Published August 06, 2011
A top official at Standard & Poor's pushed back Saturday against the Obama administration's criticism that their decision to downgrade the nation's credit rating was based on "flawed" math.
The administration had tried to prevent the downgrade announced late Friday by telling S&P that the agency had made a $2 trillion error in its calculations about the federal budget.
But John Chambers, managing director and chairman of S&P's sovereign ratings committee, explained to Fox News on Saturday that the downgrade was "motivated by a number of factors."
"One was the political gridlock in Washington, which make us think that it's going to be difficult for elected officials to put the fiscal profile of the U.S. government on a long-term sustainable path," he said.
"And part of it was because of the fiscal path itself," he said, explaining that U.S. debt accounts for 75 percent of gross domestic product and will "trend up over the next decade unless we get additional fiscal measures than what we have on the table right now."
The agency was also worried that the eleventh-hour budget deal reached last weekend fell short of S&P's expectations, he said. S&P was seeking $4 trillion in budget cuts over the next decade. But Congress passed a plan on Tuesday that slashes up to $2.4 trillion in cuts over that time.
"If you get to the $4 trillion figure -- which had been mentioned by the Bowles-Simpson commission, which had been mentioned by the president in his April 13 speech, which had been mentioned by Paul Ryan in his alternative budget -- that, if you have decent growth behind it,would have done the trick," Chambers said.
Some Democratic lawmakers reacted to the downgrade by attacking S&P's credibility.
"I find it interesting to see S&P so vigilant now in downgrading the U.S. credit rating," said Sen. Bernie Sander, a Vermont independent who votes with Democrats.
"Where were they four years ago when they, and other credit rating agencies, helped cause this horrendous recession by providing AAA ratings to worthless subprime mortgage securities on behalf of Wall Street investment firms?" he said. "Where were they last December when Congress and the White House drove up the national debt by $700 billion by extending Bush's tax breaks for the rich?"
Massachusetts Rep. Barney Frank, the top Democrat on the House Financial Services Committee, said that the rating agencies have a horrible record and people should pay no attention to them.
But Chambers said the agency's record speaks for itself.

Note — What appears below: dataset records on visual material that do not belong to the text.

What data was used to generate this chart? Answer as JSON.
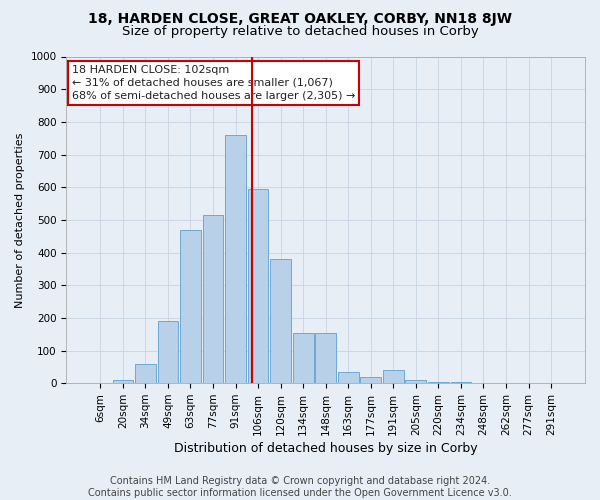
{
  "title1": "18, HARDEN CLOSE, GREAT OAKLEY, CORBY, NN18 8JW",
  "title2": "Size of property relative to detached houses in Corby",
  "xlabel": "Distribution of detached houses by size in Corby",
  "ylabel": "Number of detached properties",
  "footnote": "Contains HM Land Registry data © Crown copyright and database right 2024.\nContains public sector information licensed under the Open Government Licence v3.0.",
  "categories": [
    "6sqm",
    "20sqm",
    "34sqm",
    "49sqm",
    "63sqm",
    "77sqm",
    "91sqm",
    "106sqm",
    "120sqm",
    "134sqm",
    "148sqm",
    "163sqm",
    "177sqm",
    "191sqm",
    "205sqm",
    "220sqm",
    "234sqm",
    "248sqm",
    "262sqm",
    "277sqm",
    "291sqm"
  ],
  "values": [
    0,
    10,
    60,
    190,
    470,
    515,
    760,
    595,
    380,
    155,
    155,
    35,
    20,
    40,
    10,
    5,
    3,
    2,
    1,
    1,
    1
  ],
  "bar_color": "#b8d0e8",
  "bar_edge_color": "#6aaad4",
  "grid_color": "#c8d4e4",
  "background_color": "#e8eef6",
  "vline_label": "18 HARDEN CLOSE: 102sqm",
  "annotation_line1": "← 31% of detached houses are smaller (1,067)",
  "annotation_line2": "68% of semi-detached houses are larger (2,305) →",
  "annotation_box_color": "#ffffff",
  "annotation_box_edge": "#cc0000",
  "annotation_text_color": "#222222",
  "vline_color": "#cc0000",
  "ylim": [
    0,
    1000
  ],
  "yticks": [
    0,
    100,
    200,
    300,
    400,
    500,
    600,
    700,
    800,
    900,
    1000
  ],
  "title1_fontsize": 10,
  "title2_fontsize": 9.5,
  "xlabel_fontsize": 9,
  "ylabel_fontsize": 8,
  "tick_fontsize": 7.5,
  "annot_fontsize": 8,
  "footnote_fontsize": 7
}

"Standard & Poor's, if you count its predecessor companies, has been ratings bonds since the 1920s. We have a long track record of over 100 years," he said, adding that none of the sovereign bonds that have received one of the top ratings in the U.S. since 1975 have defaulted.

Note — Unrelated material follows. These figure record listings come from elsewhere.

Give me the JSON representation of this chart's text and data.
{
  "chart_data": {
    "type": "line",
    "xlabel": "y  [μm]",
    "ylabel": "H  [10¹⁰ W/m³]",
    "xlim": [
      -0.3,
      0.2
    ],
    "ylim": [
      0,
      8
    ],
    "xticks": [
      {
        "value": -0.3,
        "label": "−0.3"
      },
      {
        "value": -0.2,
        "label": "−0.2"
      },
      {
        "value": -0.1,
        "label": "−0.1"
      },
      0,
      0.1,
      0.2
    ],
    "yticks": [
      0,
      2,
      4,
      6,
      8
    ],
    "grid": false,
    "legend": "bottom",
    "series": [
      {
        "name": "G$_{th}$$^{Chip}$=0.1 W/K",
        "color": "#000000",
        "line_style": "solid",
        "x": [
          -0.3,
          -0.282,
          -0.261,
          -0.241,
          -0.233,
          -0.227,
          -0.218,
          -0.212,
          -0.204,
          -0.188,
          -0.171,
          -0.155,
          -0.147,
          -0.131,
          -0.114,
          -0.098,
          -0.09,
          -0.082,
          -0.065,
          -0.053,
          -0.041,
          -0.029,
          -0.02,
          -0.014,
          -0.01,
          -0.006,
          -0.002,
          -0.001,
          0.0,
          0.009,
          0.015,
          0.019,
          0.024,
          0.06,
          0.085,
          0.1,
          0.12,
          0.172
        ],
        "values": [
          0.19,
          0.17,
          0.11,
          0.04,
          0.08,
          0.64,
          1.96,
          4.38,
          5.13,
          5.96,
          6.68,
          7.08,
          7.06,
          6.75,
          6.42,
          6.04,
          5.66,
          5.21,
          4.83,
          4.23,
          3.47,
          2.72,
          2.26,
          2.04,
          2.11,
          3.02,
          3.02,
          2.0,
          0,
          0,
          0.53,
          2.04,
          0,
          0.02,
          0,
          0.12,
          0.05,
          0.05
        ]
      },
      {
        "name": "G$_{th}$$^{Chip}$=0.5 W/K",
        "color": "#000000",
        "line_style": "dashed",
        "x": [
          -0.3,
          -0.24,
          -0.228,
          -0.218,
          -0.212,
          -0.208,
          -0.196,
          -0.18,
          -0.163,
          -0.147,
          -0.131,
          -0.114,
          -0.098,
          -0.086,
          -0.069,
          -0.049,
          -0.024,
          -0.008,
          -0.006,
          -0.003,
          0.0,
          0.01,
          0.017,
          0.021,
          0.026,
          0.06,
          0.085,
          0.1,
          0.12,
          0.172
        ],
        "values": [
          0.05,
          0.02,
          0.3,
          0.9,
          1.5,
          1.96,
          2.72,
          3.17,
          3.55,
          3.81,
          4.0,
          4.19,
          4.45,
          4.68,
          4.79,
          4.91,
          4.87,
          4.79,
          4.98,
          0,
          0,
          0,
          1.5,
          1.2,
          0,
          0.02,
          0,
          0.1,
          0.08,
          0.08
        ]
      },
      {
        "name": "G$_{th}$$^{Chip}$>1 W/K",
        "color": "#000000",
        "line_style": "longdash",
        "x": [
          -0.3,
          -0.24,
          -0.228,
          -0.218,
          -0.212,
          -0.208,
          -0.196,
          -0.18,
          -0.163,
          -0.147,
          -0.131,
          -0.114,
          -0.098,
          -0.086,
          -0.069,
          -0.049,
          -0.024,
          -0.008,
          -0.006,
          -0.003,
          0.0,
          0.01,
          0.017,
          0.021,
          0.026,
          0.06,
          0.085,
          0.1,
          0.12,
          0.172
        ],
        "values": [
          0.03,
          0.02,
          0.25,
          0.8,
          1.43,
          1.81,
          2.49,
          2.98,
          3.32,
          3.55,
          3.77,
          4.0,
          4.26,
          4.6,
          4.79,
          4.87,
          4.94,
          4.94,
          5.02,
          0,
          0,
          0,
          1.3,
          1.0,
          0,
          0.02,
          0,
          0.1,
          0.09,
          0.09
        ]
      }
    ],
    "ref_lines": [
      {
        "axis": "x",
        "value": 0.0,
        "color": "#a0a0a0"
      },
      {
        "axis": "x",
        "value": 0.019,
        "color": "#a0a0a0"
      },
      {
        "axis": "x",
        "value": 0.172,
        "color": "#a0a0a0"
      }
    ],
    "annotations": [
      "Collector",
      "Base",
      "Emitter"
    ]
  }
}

S&P is the only one of the world's three major credit rating agencies to downgrade U.S. debt. But Moody's and Fitch have issued warnings of possible downgrades.
The White House said Saturday that President Obama in the coming weeks will "strongly encourage" members of Congress to "put our common commitment to a stronger recovery and a sounder long-term fiscal path above our political and ideological differences."
Chambers warned that the agency could downgrade U.S. debt a notch lower in the next six to 24 months if Congress doesn't cut another $1.6 trillion over 10 years to reach the $4 trillion figure.
The probability of another downgrade is 3-1 odds, he said.
Asked whether the U.S. can regain its triple-A rating, Chambers said the five governments that did achieved it in nine to 18 years.